Boras defends alleged financial improprieties

Accused the day before of the plying the worst kind of business – buying up clients and their downtrodden families in the Dominican Republic – agent Scott Boras on Tuesday afternoon said the story being told about him is backward.

“This,” he said, “is a goodwill story.”

The Players Association, which spoke briefly with Boras on Tuesday, could see it otherwise, though an official said Tuesday the organization would not be commenting “at this time.” The commissioner’s office, according to an official there, “Will certainly look into it.”

Regardless, Boras said, “We did something we’re proud of. We have a young man who’s playing baseball who otherwise wouldn’t be.”

While in the background one of his sons pounded baseballs in a batting cage, Boras recounted his history with Edward Salcedo, the 19-year-old shortstop from La Vega in the Dominican Republic, a Boras client for the better part of four years and the central figure in a New York Times article that alleges possible financial improprieties by Boras and his employees.

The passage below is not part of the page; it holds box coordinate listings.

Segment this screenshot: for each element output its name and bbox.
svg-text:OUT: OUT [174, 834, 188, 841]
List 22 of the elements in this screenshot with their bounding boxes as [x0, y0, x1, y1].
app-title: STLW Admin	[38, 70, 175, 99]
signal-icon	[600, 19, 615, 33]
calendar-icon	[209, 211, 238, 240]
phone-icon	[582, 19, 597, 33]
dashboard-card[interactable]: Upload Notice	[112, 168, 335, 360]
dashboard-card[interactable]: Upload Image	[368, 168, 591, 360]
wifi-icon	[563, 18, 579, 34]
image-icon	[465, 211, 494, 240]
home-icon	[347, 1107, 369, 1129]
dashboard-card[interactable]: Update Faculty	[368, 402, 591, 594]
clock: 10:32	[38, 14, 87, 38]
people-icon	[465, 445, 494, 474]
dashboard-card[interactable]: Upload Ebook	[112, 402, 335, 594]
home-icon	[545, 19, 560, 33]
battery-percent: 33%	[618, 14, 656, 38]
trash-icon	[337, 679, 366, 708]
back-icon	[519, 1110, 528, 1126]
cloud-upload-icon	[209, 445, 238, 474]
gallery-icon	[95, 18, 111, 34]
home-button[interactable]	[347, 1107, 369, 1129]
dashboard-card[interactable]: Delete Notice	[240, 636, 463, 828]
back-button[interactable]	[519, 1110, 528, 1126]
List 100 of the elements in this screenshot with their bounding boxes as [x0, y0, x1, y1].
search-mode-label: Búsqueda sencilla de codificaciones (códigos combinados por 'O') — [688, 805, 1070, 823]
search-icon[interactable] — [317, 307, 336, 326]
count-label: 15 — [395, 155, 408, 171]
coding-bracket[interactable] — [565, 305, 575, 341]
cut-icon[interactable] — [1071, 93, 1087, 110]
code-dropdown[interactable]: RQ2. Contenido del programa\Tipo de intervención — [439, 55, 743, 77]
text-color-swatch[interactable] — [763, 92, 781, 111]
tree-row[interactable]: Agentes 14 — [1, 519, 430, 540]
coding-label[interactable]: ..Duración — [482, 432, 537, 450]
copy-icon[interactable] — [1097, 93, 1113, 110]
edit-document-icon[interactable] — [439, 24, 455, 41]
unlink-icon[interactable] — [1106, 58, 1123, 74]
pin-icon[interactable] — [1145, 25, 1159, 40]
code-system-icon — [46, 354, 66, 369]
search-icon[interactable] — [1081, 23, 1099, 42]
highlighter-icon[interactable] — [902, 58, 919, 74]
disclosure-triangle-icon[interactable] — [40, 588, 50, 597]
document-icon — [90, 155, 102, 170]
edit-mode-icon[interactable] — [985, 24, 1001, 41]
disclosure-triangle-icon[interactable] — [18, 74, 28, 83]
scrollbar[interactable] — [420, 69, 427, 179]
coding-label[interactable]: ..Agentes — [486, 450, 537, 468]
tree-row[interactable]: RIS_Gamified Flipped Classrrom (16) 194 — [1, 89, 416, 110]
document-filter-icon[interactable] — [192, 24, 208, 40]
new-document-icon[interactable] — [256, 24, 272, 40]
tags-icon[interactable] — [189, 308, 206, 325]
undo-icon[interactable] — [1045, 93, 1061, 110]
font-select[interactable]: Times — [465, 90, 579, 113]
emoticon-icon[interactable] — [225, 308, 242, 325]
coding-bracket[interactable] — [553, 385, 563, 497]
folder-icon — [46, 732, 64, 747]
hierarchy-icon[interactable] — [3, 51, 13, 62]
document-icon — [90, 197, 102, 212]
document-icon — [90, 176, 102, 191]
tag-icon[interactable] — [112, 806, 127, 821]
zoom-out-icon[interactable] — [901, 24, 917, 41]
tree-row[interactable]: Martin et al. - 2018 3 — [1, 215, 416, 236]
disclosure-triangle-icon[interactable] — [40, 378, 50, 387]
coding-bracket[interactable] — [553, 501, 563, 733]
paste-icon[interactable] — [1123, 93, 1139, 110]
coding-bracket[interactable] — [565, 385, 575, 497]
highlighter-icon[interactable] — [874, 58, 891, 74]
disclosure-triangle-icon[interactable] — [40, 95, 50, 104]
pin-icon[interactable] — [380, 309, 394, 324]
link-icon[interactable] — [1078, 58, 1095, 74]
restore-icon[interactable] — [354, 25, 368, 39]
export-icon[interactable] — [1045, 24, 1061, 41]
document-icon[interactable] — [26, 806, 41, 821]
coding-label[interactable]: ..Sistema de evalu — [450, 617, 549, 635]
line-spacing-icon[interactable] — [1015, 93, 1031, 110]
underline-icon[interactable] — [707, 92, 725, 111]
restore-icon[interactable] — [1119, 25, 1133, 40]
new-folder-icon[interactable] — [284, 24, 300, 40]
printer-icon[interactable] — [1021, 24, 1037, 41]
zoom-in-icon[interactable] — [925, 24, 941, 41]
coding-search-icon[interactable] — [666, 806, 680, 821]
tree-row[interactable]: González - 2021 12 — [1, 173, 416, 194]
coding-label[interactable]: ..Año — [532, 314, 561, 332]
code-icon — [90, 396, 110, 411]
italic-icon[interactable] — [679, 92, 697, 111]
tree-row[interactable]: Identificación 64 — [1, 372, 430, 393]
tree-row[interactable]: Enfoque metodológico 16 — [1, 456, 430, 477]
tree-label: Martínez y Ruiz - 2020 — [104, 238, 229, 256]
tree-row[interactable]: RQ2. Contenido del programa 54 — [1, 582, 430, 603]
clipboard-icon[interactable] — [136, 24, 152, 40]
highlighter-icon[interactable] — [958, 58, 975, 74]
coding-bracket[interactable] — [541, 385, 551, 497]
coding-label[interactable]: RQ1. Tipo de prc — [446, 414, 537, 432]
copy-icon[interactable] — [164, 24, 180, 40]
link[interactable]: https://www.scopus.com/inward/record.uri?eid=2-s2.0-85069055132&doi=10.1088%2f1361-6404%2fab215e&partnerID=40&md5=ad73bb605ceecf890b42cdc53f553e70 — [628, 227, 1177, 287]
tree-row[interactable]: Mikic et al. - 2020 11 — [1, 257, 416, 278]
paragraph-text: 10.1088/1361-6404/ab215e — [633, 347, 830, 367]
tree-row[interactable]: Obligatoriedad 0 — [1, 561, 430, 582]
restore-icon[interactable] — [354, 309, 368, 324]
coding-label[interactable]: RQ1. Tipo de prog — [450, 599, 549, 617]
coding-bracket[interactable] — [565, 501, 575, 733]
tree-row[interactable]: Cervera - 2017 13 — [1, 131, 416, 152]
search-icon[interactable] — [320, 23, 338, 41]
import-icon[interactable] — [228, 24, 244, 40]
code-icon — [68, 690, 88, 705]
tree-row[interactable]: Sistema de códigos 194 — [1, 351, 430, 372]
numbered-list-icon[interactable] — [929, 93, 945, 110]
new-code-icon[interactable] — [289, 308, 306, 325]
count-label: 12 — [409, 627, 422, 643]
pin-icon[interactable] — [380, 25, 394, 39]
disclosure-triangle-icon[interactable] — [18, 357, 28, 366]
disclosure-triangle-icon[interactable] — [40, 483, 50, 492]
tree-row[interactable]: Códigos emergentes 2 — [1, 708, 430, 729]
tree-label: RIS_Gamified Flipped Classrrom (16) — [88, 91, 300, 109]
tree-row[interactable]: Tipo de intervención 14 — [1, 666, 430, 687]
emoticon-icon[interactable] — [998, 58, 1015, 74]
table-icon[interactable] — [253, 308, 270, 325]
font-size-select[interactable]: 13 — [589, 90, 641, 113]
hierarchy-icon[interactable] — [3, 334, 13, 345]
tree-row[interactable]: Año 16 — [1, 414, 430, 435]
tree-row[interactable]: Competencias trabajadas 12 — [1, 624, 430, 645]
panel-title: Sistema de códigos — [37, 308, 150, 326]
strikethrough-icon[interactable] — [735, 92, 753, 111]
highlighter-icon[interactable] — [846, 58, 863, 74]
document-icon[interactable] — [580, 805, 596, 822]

Signed as a Boras client in 2006, Salcedo agreed in 2008 to sign with the Cleveland Indians for $2.9 million, but had that contract voided due to visa issues brought about by suspicions he was older than his claimed 16. Two years later, following various identity checks and bureaucratic entanglements, Salcedo signed with the Atlanta Braves for $1.6 million. In between, Boras said, his agency loaned Salcedo and his family $70,000, which he said was administered for living and legal expenses and within union regulations, and would be repaid by Salcedo with “nominal” interest.

“This poor kid,” Boras said, “his career was on the line.”

The Times article raised the ethical question of whether Boras was exploiting teenaged Dominican prospects, Salcedo among them, and if he had adhered to Players Association rules – loans from agents to clients must be cleared by the union – in those relationships. Major League Baseball and the union fear such loans could be manipulated to retain clients against their will.

Boras argued Salcedo was already his client at the time of the loans, which initially he believed the loans would be repaid from the Cleveland bonus, and when that fell through he felt obliged to help the family pay the fees of attorneys sorting through Salcedo’s identity issues. In that manner, he said, he saved Salcedo from the usual Dominican “corruption issues” of Buscones, loan sharks and bonus skimmers.

“I believed him,” Boras said. “I believed in the kid. And we were right.”

To date, Boras said, he has not been repaid the loan – which he said the family requested a year after it hired Boras – and has not collected his usual percentage of the signing bonus.

“We’re here helping somebody revive his career,” Boras said, “and doing so legally and appropriately pursuant to the MLB rules.”